Wednesday, July 12, 2023

The Second Elm Tree Stump

 We lost two Elm trees due to the cold weather in February 2021.  They were cut down in October 2021 and I dug out the first stump in October 2022.  Now we are starting on the second stump.

In the year plus since the tree was cut down, it was pretty well over grown with inland sea oats and texas sedge, as well as trying to re-grow itself by suckers growing out of the stump itself.

So the first problem is to expose the stump and clear out the overgrowth.

We continued this excavation around the stump exposing 8 or 9 major roots.

The dirt is hard and dry.  We will try to dig down between the roots, with an aim of digging under them and separating them from the soil both at the stump and at the exterior edge of the ditch, so that we can cut thru them and isolate the root.

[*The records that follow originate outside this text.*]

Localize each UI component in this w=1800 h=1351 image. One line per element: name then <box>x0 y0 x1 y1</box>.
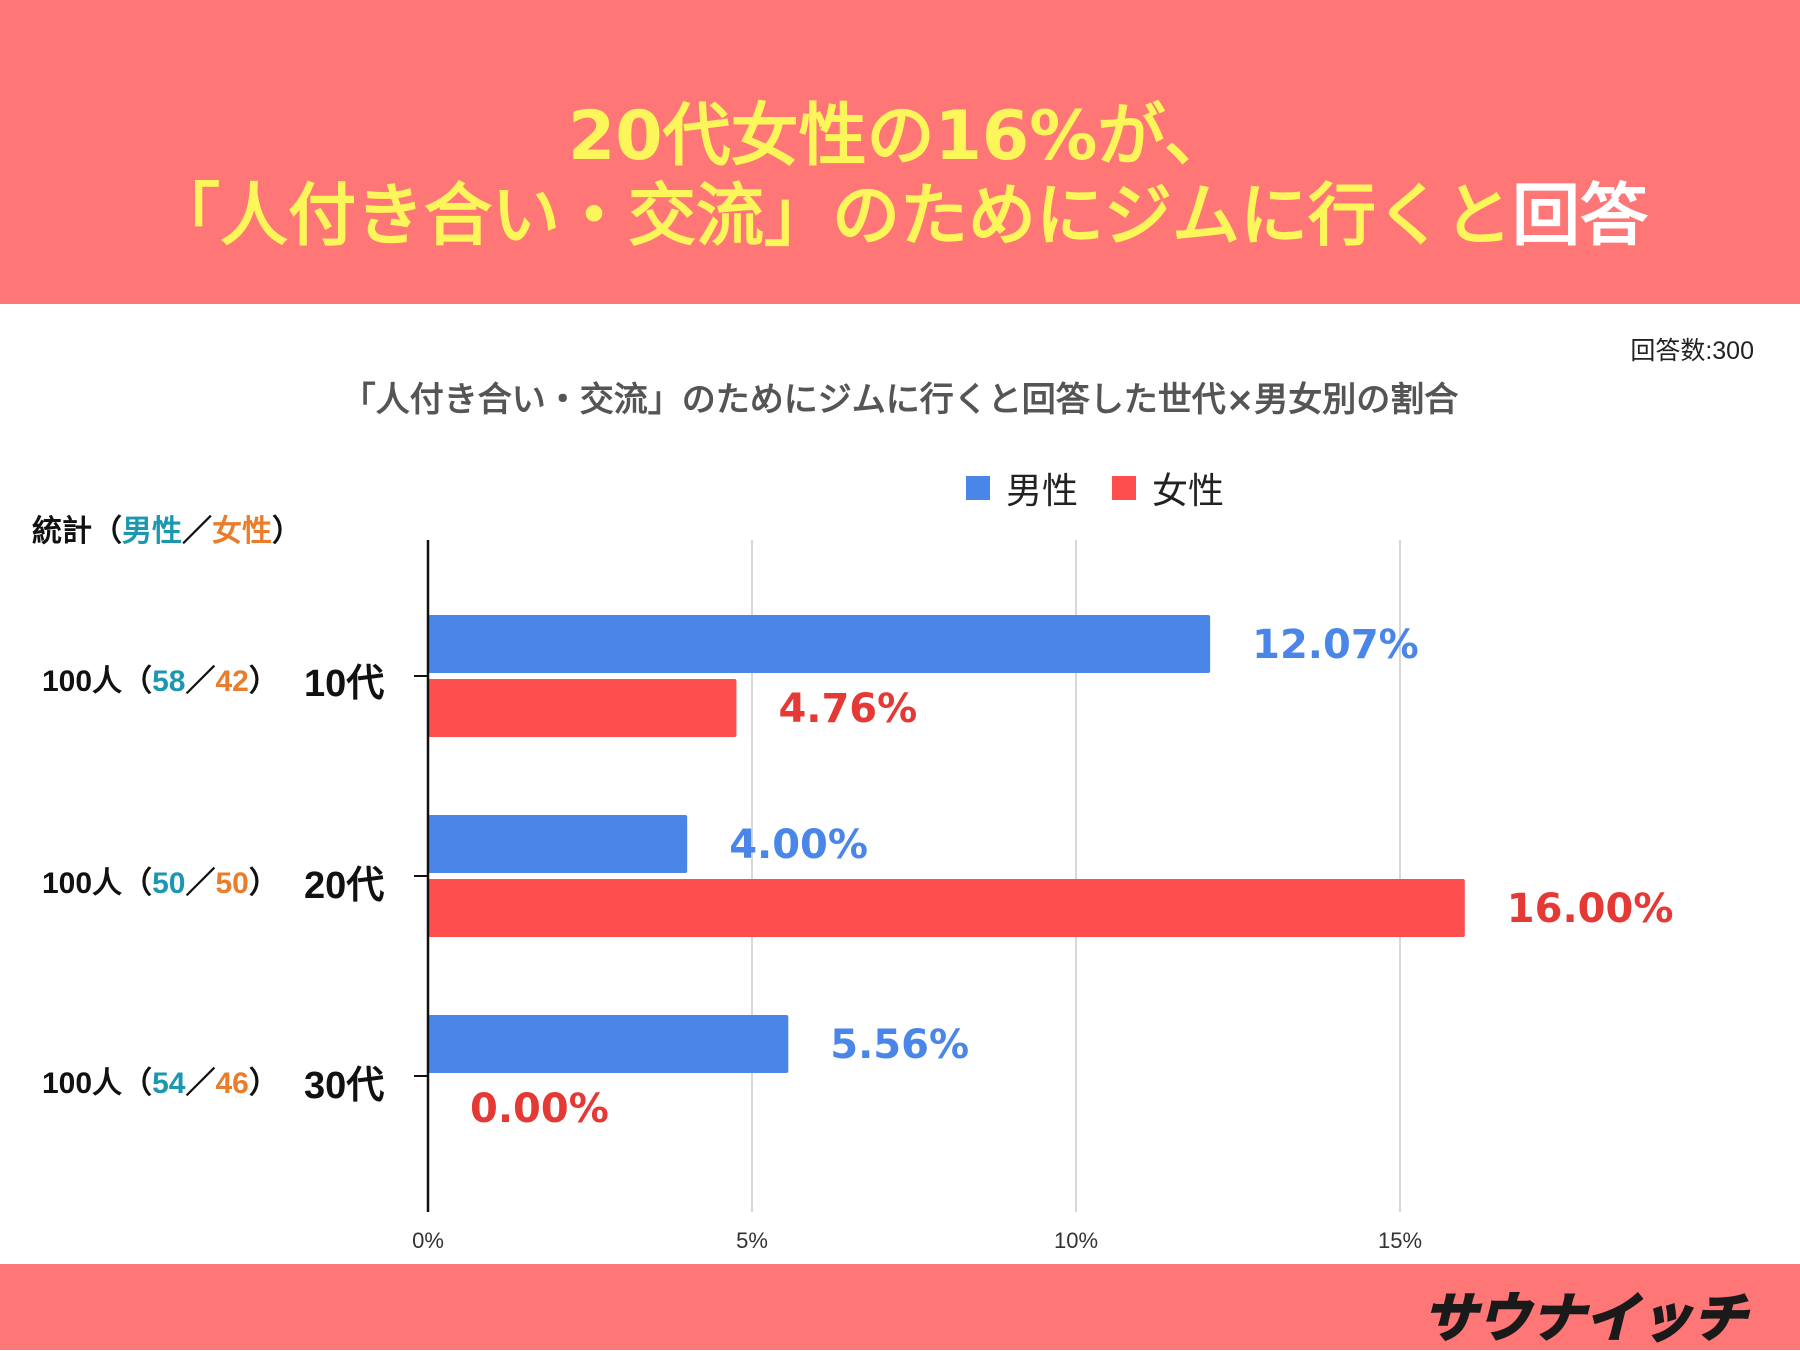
legend-item-female: 女性 <box>1112 462 1224 514</box>
stat-total: 100人（ <box>42 665 153 698</box>
stats-header-male: 男性 <box>122 514 182 549</box>
category-label-30s: 30代 <box>304 1065 385 1107</box>
stat-sep: ／ <box>185 867 216 900</box>
x-tick-label-5: 5% <box>736 1228 768 1253</box>
footer-banner <box>0 1264 1800 1350</box>
bar-female-1 <box>428 879 1465 937</box>
data-label-female-0: 4.76% <box>778 686 917 732</box>
stat-close: ） <box>248 867 279 900</box>
bar-male-1 <box>428 815 688 873</box>
x-tick-label-10: 10% <box>1054 1228 1098 1253</box>
stat-female: 42 <box>215 665 249 698</box>
data-label-female-1: 16.00% <box>1507 886 1674 932</box>
stats-header-sep: ／ <box>182 514 212 549</box>
bar-chart: 0% 5% 10% 15% 12.07% 4.76% 4.00% 16.00% 5.56% 0.0… <box>412 540 1674 1253</box>
headline-line-2-main: 「人付き合い・交流」のためにジムに行くと <box>151 177 1512 256</box>
data-label-male-2: 5.56% <box>830 1022 969 1068</box>
stat-close: ） <box>248 1067 279 1100</box>
data-label-male-0: 12.07% <box>1252 622 1419 668</box>
legend-swatch-female <box>1112 476 1137 500</box>
stat-female: 50 <box>215 867 249 900</box>
x-tick-label-0: 0% <box>412 1228 444 1253</box>
legend-label-male: 男性 <box>1006 471 1079 512</box>
chart-title: 「人付き合い・交流」のためにジムに行くと回答した世代×男女別の割合 <box>341 380 1459 420</box>
stats-header: 統計（男性／女性） <box>32 506 302 550</box>
stat-sep: ／ <box>185 665 216 698</box>
stat-female: 46 <box>215 1067 249 1100</box>
stat-male: 54 <box>152 1067 186 1100</box>
headline-line-2: 「人付き合い・交流」のためにジムに行くと回答 <box>0 160 1800 259</box>
stat-total: 100人（ <box>42 1067 153 1100</box>
stat-row-30s: 100人（54／46） <box>42 1058 279 1102</box>
headline-line-1: 20代女性の16%が、 <box>567 97 1233 176</box>
respondent-count: 回答数:300 <box>1630 337 1754 365</box>
stat-total: 100人（ <box>42 867 153 900</box>
category-label-20s: 20代 <box>304 865 385 907</box>
chart-legend: 男性 女性 <box>966 462 1258 514</box>
stats-header-prefix: 統計（ <box>32 514 122 549</box>
data-label-male-1: 4.00% <box>729 822 868 868</box>
legend-item-male: 男性 <box>966 462 1078 514</box>
legend-label-female: 女性 <box>1152 471 1225 512</box>
bar-male-2 <box>428 1015 789 1073</box>
stat-close: ） <box>248 665 279 698</box>
stat-male: 58 <box>152 665 186 698</box>
bar-female-0 <box>428 679 737 737</box>
stats-header-female: 女性 <box>212 514 272 549</box>
brand-logo: サウナイッチ <box>1422 1288 1748 1351</box>
headline-line-2-tail: 回答 <box>1512 177 1649 256</box>
x-tick-label-15: 15% <box>1378 1228 1422 1253</box>
stat-male: 50 <box>152 867 186 900</box>
category-label-10s: 10代 <box>304 663 385 705</box>
stat-row-20s: 100人（50／50） <box>42 858 279 902</box>
data-label-female-2: 0.00% <box>470 1086 609 1132</box>
bar-male-0 <box>428 615 1211 673</box>
stats-header-suffix: ） <box>272 514 302 549</box>
stat-sep: ／ <box>185 1067 216 1100</box>
legend-swatch-male <box>966 476 990 500</box>
header-banner <box>0 0 1800 304</box>
stat-row-10s: 100人（58／42） <box>42 656 279 700</box>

Digging down between the roots, after a couple of days, we isolated many of the roots.  This allowed us to use a chainsaw to cut thru four of them and disconnect about 3/4 of the way around the stump.

With a gap between these major roots and the edge of the hole we are digging, we can dig out more dirt, going deeper, until we hit rock.  We then bring in our own blocks of limestone and our bottle jack.  Putting the bottle jack on the bedrock and under a root, we can jack up that side of the stump.  Once we have the stump up as far as the bottle jack will go, we can stack rocks under adjacent roots to support the stump, allowing the bottle jack to be removed.

We then put a 6x6 limestone block under where the bottle jack was used and can now lift the stump another 6 inches, allowing another 6 inches of stone to be put on the stacks holding up the adjacent roots.  Using this approach, we can lift one side of the stump significantly, allowing us to dig the dirt out of the center of the stump and to work on the roots that have not yet been cut.

Excavating under the roots that have not been cut, and then cutting them, frees the stump from the earth, and allows us to prop it up on one side.

We can then tilt the stump up out of the hole, onto a hand truck and trundle it out to the curb.

This leaves a big hole, with a layer of rock around the edges above the bedrock.

Using the pry bar and a rock as a fulcrum, we can pry the rock around the edges out.

leaving us with a big hole (about 6 feet in diameter and 28 inches deep), rock free, down to bedrock.

and a pile of dirt.

Putting the dirt back in the hole leaves us with two barren spots, both without stumps.

This whole process took about a month.